Soldaten, die in Afghanistan stationiert waren, fliegen am 8. Dezember von Zypern nach Frankreich. © Lionel Bonaventure /AFP/Getty Images

Zwei Jahre vor dem geplanten Ende des Einsatzes der internationalen Schutztruppe Isaf in Afghanistan haben die letzten französischen Kampftruppen bereits das Land verlassen . Etwa 200 Soldaten sind nach Angaben der Flughafenaufsicht von Kabul Richtung Zypern gestartet. Sie sollten nach einem mehrtägigen Zwischenstopp auf Zypern am Dienstag in Paris ankommen. Auf der Mittelmeerinsel war ein Erholungsaufenthalt für die Soldaten geplant.

Nach einem Anschlag im Januar dieses Jahres hatte der damalige Präsident Nicolas Sarkozy einen beschleunigten Abzug der Truppen angekündigt. Sein Nachfolger François Hollande zog das Ende des französischen Kampfeinsatzes noch weiter vor. Der frühzeitige Abzug war eines seiner zentralen Wahlkampfversprechen. Ursprünglich sollte die französische Mission ebenso wie der Nato-geführte Isaf-Einsatz erst 2014 enden.

Ungefähr 1.500 französische Militärangehörige verbleiben zunächst in Afghanistan , die meisten von ihnen in Kabul. Dabei handelt es sich vor allem um medizinisches Personal, Ausbilder für die afghanischen Sicherheitskräfte sowie um Wacheinheiten zu deren Schutz. Ihre Zahl soll bis zum kommenden Sommer auf 500 Einsatzkräfte reduziert werden.
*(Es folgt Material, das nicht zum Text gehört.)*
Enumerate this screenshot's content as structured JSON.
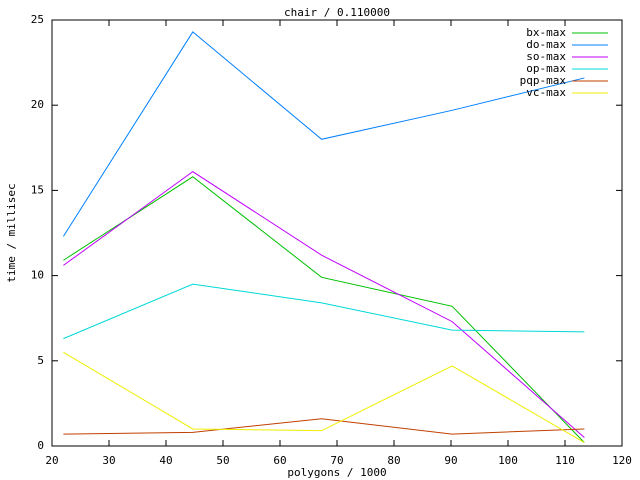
{
  "chart_data": {
    "type": "line",
    "title": "chair / 0.110000",
    "x_label": "polygons / 1000",
    "y_label": "time / millisec",
    "x": [
      22,
      44.7,
      67.3,
      90.2,
      113.4
    ],
    "series": [
      {
        "name": "bx-max",
        "color": "#00c000",
        "values": [
          10.9,
          15.8,
          9.9,
          8.2,
          0.2
        ]
      },
      {
        "name": "do-max",
        "color": "#0080ff",
        "values": [
          12.3,
          24.3,
          18.0,
          19.7,
          21.6
        ]
      },
      {
        "name": "so-max",
        "color": "#c000ff",
        "values": [
          10.6,
          16.1,
          11.2,
          7.3,
          0.5
        ]
      },
      {
        "name": "op-max",
        "color": "#00d8d8",
        "values": [
          6.3,
          9.5,
          8.4,
          6.8,
          6.7
        ]
      },
      {
        "name": "pqp-max",
        "color": "#c04000",
        "values": [
          0.7,
          0.8,
          1.6,
          0.7,
          1.0
        ]
      },
      {
        "name": "vc-max",
        "color": "#eeee00",
        "values": [
          5.5,
          1.0,
          0.9,
          4.7,
          0.2
        ]
      }
    ],
    "xlim": [
      20,
      120
    ],
    "xticks": [
      20,
      30,
      40,
      50,
      60,
      70,
      80,
      90,
      100,
      110,
      120
    ],
    "ylim": [
      0,
      25
    ],
    "yticks": [
      0,
      5,
      10,
      15,
      20,
      25
    ],
    "grid": false,
    "legend": "top-right"
  }
}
88 französische Soldaten starben im Einsatz

Frankreich hatte in Afghanistan unter anderem die Verantwortung für die Provinz Kapisa , nordöstlich von Kabul. Dort erlitten französische Kampftruppen seit ihrer Verlegung in die Provinz im Jahr 2008 schwere Verluste: Knapp zwei Drittel der 88 getöteten französischen Soldaten seit Beginn des Einsatzes wurden in dieser Schlüsselprovinz zwischen Kabul und Pakistan getötet.

Zwei der sechs Bezirke der Provinz Kapisa gelten wegen der Präsenz radikalislamischer Taliban -Kämpfer weiterhin als unsicher. Unterstützt von 250 US-Soldaten sollen künftig 4.700 afghanische Sicherheitskräfte für Ordnung sorgen.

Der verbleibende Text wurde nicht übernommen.